In honor of the new baseball season (go Sox!), we thought we'd offer something from left field.  Berkman Communications Intern Alex Berengaut shares some interesting news items that you may have missed.

* Myspace.com, the hugely popular on-line haunt of teenagers and (possibly) pedophiles, announced this week that they would be stepping up efforts to forestall sexual predation on the site. Towards this end, the company has hired Microsoft’s child safety czar and promised to increase the visibility on the site of privacy and safety warnings. Blogger Susan Crawford, seeing privacy risks in the new generation of social networking sites, suggests that a broader backlash against the mostly open services will be forthcoming.

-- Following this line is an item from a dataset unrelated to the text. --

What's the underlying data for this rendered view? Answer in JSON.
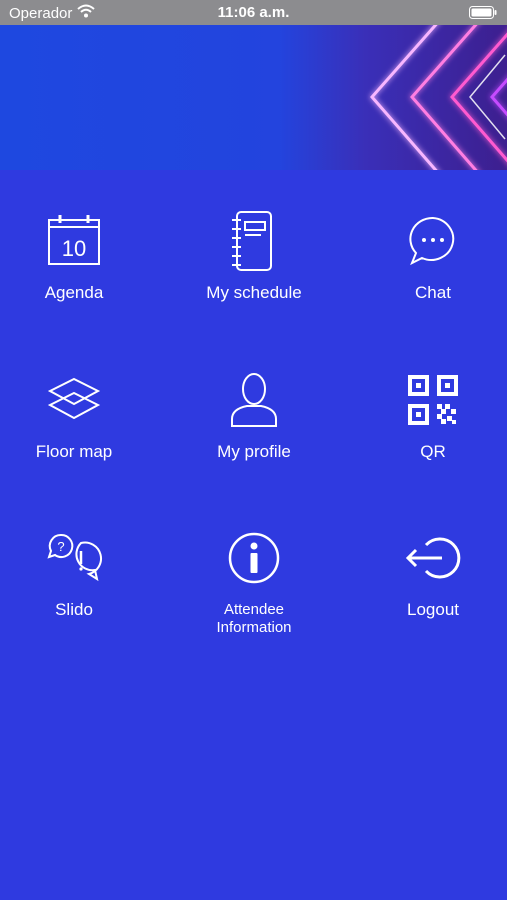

* Google has no plans to lobby China to alter its internet censorship policy. Speaking in China to promote its new Google.cn search engine, Eric Schmidt, Google’s CEO, suggested it would be “arrogant” to “tell a country how to run itself” so soon after arrival. Interestingly, the article suggests that Google has avoided providing e-mail or blogging services in China because of discomfort with the obligation to turn over data on cyber-dissidents.

* Investigations into the London and Madrid bombings have revealed that the terrorists involved gleaned both inspiration and know-how from internet websites and bulletin boards. Most worrying for security services is the possibility that a plot could be hatched, planned, and executed by complete strangers with all communication taking place through internet channels.

* A week after it first became possible to register an .eu domain name, the results are in: très bon! More than 300,000  Europeans registered domains with the new suffix, leading EU Commissioner Vivian Reding to hope that it might one day rival the  hegemonic “.com”.

* Dead, but not forgotten (online): Millions of Chinese have chosen to honor their ancestors this Tomb Sweeping Day by sending virtual carnations, leaving memorial messages, and penning online tribute songs. The movement of ancestral commemoration online has been encouraged and applauded  by the Chinese government; the former way to celebrate Tomb Sweeping Day – burning paper money and offering food –has been deemed to be an environmental hazard.